Hi Trond,
I am running a sparc-linux kernel using an NFS Root and it is falling over
with the trace below.
My Kernel is not a standard kernel (I have had to tweek it to get the
SBUS GC3 and the 82077 floppy to work on my OPUS Sparc 1 clone).
Can you advise me on any known issues in the NFS Client code that might
enter NULL pointers into the 'slot->slots[i]' in __lookup_tag.
If there are none that you are aware of, are there any specific areas that
I should investigate with printk statements.

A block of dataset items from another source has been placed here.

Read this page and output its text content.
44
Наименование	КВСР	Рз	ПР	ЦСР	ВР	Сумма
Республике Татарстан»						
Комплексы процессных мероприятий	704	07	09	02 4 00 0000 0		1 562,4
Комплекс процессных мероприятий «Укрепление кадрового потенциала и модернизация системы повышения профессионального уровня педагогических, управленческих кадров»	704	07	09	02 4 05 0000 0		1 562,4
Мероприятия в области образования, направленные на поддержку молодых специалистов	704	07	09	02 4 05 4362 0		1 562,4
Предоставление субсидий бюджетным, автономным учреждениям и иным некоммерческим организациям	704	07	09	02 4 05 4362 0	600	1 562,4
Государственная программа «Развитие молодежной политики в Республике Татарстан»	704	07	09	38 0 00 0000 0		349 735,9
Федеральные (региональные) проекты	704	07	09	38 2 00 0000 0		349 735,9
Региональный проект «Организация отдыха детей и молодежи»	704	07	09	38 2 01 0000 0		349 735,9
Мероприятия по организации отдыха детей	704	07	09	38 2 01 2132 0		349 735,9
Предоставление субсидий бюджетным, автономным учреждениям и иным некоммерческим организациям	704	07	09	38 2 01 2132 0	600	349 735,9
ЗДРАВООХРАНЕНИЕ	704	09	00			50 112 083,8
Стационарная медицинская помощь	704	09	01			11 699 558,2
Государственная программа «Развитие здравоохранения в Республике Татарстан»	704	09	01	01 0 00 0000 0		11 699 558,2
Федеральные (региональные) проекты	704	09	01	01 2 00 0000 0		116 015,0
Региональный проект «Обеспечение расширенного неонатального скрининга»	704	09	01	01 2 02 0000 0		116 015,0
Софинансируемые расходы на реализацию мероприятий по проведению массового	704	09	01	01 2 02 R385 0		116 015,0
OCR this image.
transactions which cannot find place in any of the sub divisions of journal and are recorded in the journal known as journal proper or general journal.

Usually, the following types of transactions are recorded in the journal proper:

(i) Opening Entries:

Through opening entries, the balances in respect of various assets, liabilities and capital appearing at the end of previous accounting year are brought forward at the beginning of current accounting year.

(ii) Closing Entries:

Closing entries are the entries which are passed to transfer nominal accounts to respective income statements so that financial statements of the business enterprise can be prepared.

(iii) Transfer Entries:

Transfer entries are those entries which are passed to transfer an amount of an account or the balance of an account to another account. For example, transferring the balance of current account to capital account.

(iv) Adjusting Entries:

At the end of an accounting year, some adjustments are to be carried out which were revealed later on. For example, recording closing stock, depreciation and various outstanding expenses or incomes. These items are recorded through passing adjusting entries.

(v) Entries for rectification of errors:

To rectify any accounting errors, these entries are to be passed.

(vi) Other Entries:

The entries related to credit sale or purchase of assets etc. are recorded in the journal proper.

The Kernel is cross compiled on an Athlon 64 3400+ (32bit linux at the
moment) using GCC-4.0.2 and Binutils-2.16.1. Compilation takes about 10
minutes so there is no real issue in making changes to the kernel to find
the source of the problem.
A compiler/binutils bug should not be ruled out. I might try
gcc-3.4.3/binutils-2.15.
Please let me know if you would like further information.
Regards
Mark Fortescue.
--------------------------------------------------------------------------
kernel BUG at /L64/src/linux-2.6/linux-2.6.13.4-p01/lib/radix-tree.c:575!
\|/ ____ \|/
"@'/ ,. \`@"
/_| \__/ |_\
\__U_/
ld(45): Kernel bad trap [#1]
PSR: 004000c4 PC: f00e0ff4 NPC: f00e0ff8 Y: 00000000 Not tainted
PC: <radix_tree_gang_lookup_tag+0x144/0x1ac>
%G: 00000001 f022ec00 f022eccc 00400fe2 f002fd18 f022ec00 ff020000
00000000
%O: 0000004d f01fbd78 0000023f 00000000 00000001 00000000 ff021a48
f00e0fec
RPC: <radix_tree_gang_lookup_tag+0x13c/0x1ac>
%L: 00000001 ff021b14 0000003f 00000001 00000002 00000000 ff020000
e0162000
%I: 00000000 ff021b14 00000000 00000001 00000008 ff021b10 ff021ab0
f00b10d4
Caller[f00b10d4]: nfs_wait_on_requests+0x98/0xb8
Caller[f00b2a70]: nfs_sync_inode+0x20/0x74
Caller[f00b063c]: nfs_readpage+0x44/0x44c
Caller[f004fc8c]: do_generic_mapping_read+0x290/0x564
Caller[f005084c]: __generic_file_aio_read+0x168/0x1cc
Caller[f0050a2c]: generic_file_aio_read+0x44/0x54
Caller[f006e298]: do_sync_read+0x94/0xc8
Caller[f006e62c]: vfs_read+0xa0/0x15c
Caller[f006f200]: sys_read+0x30/0x64
Caller[f001144c]: syscall_is_too_hard+0x34/0x40
Caller[e0096e58]: 0xe0096e58
Instruction DUMP: 90122178 7ffcc514 01000000 <91d02005> 9402a001
80a28010 0280000f c4244001 8600e001
--------------------------------------------------------------------------
On Thu, 2005-11-03 at 18:10 +0000, Mark Fortescue wrote:
> Hi Trond,
>
> I am running a sparc-linux kernel using an NFS Root and it is falling over
> with the trace below.
>
> My Kernel is not a standard kernel (I have had to tweek it to get the
> SBUS GC3 and the 82077 floppy to work on my OPUS Sparc 1 clone).
>
> Can you advise me on any known issues in the NFS Client code that might
> enter NULL pointers into the 'slot->slots[i]' in __lookup_tag.
>
> If there are none that you are aware of, are there any specific areas that
> I should investigate with printk statements.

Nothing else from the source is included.